My argument is that the semicolon denotes rhythmic occurrences in natural speech. In natural speech, the speaker would not have said "because," or inserted a comma pause and then a "since." The semicolon tells us that the two ideas are closely related, just as the rhythm of a speaker's speech would. If you split it into two sentences, it could mean that he found his canoe on the shore, not that it's his because he found it there.

The same reasoning applies to hyphens. "Creepy-ass cracker" would sound differently in natural speech than "creepy ass-cracker." We can throw out these tools, I guess, but only if we want to lose the precision of written English as it has developed over the centuries.

You can pry the semicolon from my cold, dead fingers. But it certainly can be overused.

Narr said...

I did a lot of public speaking, and found that precise punctuation--if I was able to prepare beforehand--helped me with delivery.


Josephbleau said...

"My argument is that the semicolon denotes rhythmic occurrences in natural speech. In natural speech, "

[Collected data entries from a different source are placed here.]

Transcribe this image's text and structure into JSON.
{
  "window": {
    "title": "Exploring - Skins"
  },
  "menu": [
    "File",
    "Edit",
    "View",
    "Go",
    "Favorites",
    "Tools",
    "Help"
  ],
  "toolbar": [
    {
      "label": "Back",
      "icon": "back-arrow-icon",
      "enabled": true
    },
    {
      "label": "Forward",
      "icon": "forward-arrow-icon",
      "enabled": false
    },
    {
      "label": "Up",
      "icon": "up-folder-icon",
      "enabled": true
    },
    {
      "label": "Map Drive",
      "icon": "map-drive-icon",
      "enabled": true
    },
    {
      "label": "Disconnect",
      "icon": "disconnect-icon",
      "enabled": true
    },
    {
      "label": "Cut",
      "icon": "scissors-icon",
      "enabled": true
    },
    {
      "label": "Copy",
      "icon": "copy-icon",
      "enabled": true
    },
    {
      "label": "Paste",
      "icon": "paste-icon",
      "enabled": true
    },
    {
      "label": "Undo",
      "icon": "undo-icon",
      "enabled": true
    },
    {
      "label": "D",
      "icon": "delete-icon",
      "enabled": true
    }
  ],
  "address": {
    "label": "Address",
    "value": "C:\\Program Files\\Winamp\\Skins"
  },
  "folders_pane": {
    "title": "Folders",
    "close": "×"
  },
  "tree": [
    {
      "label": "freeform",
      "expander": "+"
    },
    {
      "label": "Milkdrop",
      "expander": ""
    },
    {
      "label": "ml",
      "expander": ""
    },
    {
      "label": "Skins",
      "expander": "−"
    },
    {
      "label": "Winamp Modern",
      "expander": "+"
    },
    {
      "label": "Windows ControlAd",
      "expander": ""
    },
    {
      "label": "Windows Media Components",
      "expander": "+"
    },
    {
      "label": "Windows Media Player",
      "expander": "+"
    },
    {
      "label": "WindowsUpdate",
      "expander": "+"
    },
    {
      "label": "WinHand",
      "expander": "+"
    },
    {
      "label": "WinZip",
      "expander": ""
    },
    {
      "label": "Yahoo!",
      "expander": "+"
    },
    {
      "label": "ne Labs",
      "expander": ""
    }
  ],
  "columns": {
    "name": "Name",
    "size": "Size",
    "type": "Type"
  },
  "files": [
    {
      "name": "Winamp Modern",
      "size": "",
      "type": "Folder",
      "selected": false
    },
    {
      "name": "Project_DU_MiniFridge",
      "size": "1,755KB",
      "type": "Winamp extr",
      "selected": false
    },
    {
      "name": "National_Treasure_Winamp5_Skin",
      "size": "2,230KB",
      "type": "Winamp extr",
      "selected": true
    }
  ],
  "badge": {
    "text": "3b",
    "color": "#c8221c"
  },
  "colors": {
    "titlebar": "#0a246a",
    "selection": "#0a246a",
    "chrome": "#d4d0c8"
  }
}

I am sympathetic, yet speech has nothing to do with the semicolon.

TennLion said...

Writer's thesis was that partisianship was caused by Walker's Act 10, leading to Democratic resistance. No mention of resistance, IIRC, that started before Act 10 was even proposed. Nor any mention of John Doe investigations, Wisconsin Supreme Court interventions, etc. Seemed to me to be a one-sided rehearsal of Dem grievances at losing policy fights after losing election, but I thought your observations would be useful. (I'm not sure that my memory isn't also one-sided.)